In seinem 1991 zum ersten Mal erschienen Werk weist der Philosophie- und Sozialhistoriker Panajotis Kondylis nach, dass die sozialen und geistigen Wandlungen seit dem letzten Viertel des 19. Jahrhunderts bis heute eine strukturelle Einheit bilden. Die sich im Laufe von rund 150 Jahren vollziehenden gesellschaftlichen Prozesse resultieren in einem Paradigmenwechsel: Statt der bürgerlich-liberalen Denk- und Lebensform bestimmt die egalitär-massendemokratische Konsumhaltung mit ihren Wohlstandsversprechungen die Welt des 20./21. Jahrhunderts.
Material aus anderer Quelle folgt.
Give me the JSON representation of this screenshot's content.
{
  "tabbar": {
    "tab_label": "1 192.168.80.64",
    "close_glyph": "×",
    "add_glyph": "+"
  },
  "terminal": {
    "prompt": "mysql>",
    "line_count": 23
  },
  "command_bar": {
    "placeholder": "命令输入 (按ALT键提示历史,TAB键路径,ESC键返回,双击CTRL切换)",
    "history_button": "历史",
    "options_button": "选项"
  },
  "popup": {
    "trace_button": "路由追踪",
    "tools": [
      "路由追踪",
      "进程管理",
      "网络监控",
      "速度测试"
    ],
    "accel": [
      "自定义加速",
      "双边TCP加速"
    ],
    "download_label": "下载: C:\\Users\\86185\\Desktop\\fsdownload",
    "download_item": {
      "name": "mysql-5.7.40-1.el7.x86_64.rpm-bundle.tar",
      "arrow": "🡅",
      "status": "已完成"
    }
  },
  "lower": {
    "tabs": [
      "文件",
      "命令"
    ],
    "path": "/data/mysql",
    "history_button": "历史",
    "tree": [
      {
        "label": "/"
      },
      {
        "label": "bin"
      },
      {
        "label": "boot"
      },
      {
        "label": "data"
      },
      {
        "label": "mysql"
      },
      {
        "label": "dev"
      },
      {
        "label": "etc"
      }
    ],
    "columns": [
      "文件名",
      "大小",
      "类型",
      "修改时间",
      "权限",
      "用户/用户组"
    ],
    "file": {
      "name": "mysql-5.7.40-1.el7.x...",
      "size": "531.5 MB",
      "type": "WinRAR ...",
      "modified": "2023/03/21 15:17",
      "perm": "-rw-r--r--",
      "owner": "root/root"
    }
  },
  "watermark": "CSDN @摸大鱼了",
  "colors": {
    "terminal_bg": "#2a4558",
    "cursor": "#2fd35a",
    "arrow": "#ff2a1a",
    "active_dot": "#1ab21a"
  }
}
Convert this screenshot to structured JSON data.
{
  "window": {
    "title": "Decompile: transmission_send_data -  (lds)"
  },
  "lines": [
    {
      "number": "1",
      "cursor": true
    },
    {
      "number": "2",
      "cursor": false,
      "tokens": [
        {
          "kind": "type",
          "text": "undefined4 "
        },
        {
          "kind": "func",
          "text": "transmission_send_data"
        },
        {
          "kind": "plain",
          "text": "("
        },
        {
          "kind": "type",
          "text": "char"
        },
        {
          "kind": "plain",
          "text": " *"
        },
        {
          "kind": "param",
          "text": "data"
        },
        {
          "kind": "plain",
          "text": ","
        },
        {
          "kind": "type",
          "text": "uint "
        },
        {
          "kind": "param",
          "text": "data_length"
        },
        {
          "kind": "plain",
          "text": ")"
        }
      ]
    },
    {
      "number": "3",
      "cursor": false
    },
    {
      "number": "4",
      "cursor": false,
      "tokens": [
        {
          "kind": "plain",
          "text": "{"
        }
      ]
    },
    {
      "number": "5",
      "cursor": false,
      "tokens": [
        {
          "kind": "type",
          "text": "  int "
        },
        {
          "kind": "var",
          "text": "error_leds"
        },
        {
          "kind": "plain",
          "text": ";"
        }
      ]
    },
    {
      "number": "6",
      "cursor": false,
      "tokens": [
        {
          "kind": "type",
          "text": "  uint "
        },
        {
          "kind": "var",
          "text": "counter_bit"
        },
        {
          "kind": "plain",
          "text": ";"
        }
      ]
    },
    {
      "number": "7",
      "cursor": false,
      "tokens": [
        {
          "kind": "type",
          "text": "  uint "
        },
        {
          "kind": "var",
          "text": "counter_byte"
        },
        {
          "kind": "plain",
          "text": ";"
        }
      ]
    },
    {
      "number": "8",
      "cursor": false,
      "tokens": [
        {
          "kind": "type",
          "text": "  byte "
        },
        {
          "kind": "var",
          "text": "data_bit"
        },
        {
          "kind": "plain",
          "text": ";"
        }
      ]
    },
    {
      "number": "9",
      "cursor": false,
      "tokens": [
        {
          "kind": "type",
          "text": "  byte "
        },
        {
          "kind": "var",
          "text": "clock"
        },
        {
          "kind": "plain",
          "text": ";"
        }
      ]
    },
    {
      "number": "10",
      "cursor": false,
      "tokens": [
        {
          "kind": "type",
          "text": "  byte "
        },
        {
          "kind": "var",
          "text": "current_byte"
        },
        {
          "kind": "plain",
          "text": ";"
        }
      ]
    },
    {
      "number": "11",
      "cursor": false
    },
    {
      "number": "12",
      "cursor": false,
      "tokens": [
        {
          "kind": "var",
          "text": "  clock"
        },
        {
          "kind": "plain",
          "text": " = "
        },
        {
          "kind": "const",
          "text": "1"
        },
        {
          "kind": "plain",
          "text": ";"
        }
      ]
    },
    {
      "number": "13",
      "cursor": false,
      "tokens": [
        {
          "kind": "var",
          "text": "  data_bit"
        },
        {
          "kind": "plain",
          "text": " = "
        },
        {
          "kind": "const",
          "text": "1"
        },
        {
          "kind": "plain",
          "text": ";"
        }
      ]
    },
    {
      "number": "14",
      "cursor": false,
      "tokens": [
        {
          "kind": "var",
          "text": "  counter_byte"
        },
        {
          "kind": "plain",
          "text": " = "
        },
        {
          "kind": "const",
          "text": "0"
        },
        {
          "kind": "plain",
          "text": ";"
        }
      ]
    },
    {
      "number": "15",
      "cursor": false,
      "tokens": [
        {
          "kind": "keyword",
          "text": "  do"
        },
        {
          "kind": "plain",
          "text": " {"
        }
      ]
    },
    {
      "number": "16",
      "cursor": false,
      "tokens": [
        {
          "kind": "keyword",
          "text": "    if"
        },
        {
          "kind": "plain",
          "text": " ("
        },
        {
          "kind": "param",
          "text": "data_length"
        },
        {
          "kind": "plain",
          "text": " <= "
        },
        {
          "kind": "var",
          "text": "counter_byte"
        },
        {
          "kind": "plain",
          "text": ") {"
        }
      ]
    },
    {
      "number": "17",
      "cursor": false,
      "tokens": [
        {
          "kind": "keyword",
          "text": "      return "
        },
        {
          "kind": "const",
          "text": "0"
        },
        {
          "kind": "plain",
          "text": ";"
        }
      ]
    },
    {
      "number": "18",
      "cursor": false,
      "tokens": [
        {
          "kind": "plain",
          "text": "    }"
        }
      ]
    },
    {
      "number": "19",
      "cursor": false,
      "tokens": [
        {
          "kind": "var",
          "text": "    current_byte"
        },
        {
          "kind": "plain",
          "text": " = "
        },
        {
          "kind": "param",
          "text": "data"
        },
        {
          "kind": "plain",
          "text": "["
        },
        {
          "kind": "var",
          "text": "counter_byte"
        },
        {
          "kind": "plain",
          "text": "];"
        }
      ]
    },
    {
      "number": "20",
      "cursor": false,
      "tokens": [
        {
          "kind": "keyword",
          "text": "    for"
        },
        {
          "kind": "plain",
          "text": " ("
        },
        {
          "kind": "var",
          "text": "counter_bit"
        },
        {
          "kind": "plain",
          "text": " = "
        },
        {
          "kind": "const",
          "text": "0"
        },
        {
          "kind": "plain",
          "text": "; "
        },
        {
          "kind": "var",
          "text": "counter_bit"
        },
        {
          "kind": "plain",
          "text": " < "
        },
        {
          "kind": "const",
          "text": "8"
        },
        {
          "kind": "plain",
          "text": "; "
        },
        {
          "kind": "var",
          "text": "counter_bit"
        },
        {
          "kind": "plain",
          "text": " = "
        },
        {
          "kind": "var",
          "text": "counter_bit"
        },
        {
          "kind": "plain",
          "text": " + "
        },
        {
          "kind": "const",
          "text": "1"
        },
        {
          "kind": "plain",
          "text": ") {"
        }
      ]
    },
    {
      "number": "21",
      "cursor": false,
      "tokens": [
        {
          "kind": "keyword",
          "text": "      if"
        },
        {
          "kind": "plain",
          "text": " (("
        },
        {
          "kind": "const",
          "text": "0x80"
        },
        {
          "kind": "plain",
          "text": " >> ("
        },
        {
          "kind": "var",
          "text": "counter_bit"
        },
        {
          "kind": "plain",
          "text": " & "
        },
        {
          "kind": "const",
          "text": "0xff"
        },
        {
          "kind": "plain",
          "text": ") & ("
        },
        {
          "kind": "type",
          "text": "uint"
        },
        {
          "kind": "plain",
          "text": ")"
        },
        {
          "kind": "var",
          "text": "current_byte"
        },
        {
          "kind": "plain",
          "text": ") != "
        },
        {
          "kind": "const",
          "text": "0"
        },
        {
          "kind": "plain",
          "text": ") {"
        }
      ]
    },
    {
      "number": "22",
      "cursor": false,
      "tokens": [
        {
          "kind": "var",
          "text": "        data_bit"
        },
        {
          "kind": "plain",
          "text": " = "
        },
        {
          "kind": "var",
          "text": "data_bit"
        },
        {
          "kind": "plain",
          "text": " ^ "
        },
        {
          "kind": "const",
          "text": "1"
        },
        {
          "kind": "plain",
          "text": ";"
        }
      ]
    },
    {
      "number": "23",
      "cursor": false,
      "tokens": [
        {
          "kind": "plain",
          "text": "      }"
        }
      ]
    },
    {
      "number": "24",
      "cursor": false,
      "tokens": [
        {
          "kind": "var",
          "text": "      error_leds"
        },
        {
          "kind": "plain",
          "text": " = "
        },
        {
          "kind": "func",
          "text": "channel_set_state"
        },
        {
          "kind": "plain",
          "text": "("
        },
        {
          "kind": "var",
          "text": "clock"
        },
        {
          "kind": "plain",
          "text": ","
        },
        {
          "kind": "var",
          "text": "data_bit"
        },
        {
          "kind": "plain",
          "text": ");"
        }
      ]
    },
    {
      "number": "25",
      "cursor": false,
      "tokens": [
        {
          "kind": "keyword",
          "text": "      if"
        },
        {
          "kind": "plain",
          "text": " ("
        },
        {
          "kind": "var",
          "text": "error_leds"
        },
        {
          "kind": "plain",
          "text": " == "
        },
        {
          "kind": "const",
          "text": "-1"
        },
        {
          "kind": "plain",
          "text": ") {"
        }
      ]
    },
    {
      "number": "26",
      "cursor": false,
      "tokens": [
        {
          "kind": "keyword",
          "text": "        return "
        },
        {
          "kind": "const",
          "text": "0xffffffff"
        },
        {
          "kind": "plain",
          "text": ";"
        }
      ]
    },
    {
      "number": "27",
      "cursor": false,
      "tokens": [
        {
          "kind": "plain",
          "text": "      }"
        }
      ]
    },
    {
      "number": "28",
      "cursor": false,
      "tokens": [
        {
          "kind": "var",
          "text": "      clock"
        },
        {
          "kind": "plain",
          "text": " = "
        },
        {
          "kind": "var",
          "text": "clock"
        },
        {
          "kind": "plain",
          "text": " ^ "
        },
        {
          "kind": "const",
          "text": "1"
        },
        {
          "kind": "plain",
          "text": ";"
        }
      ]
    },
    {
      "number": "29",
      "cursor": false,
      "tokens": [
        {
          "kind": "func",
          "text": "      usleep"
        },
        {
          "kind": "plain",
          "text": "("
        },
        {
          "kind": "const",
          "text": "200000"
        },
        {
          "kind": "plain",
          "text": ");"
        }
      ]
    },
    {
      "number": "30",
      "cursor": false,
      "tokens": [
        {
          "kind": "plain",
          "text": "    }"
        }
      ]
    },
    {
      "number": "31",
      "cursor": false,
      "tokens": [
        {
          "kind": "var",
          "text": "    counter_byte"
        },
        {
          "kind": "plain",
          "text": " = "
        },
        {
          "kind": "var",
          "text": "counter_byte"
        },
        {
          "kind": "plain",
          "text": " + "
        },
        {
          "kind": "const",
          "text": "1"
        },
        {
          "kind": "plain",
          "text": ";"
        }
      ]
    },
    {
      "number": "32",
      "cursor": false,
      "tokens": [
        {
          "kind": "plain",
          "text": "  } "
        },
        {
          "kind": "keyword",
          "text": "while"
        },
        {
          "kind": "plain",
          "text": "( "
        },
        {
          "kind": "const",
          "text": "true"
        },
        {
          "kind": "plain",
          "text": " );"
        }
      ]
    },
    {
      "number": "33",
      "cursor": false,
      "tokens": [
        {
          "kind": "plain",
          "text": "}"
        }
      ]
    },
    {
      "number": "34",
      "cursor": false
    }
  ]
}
Die Überwindung der Knappheit der Güter führt zu einer historisch einmaligen Situation, zum Massenkonsum, der das postmoderne System in Gang hält. Die zentrale These lautet: Der ökonomische Erfolg der bürgerlichen Wertvorstellungen von Freiheit und Gleichheit ist zugleich die Ursache ihres Niedergangs. Im Zeitalter der pluralistischen Massendemokratie öffnen sich die Perspektiven auf die globale Gesellschaft, in der jedoch nicht der Handel den Krieg ablöst, sondern in dem die Verteilungskämpfe zunehmen.
Rezensionsnotiz zu
Frankfurter Rundschau, 11.12.2007
Rezensent Christian Schlüter zeigt sich beeindruckt von Panajotis Kondylis' Gesellschafts- und Diskursanalyse - besonders vor dem Hintergrund, dass das Buch in kleiner Auflage bereits vor 16 Jahren erschienen ist. Kondylis belegt nach Meinung des Rezensenten durchaus schlüssig, dass das "Bürgerliche und seine Werte unwiderruflich verloren sind", und damit einer Logik gefolgt sind, die in der bürgerlich-kapitalistischen Gesellschaft von vorne herein angelegt war. Damit belegt der Autor nach Schlüters Meinung recht schlüssig, dass, wer sich heute noch auf bürgerliche Werte beruft, "an der Enthistorisierung seiner selbst arbeitet".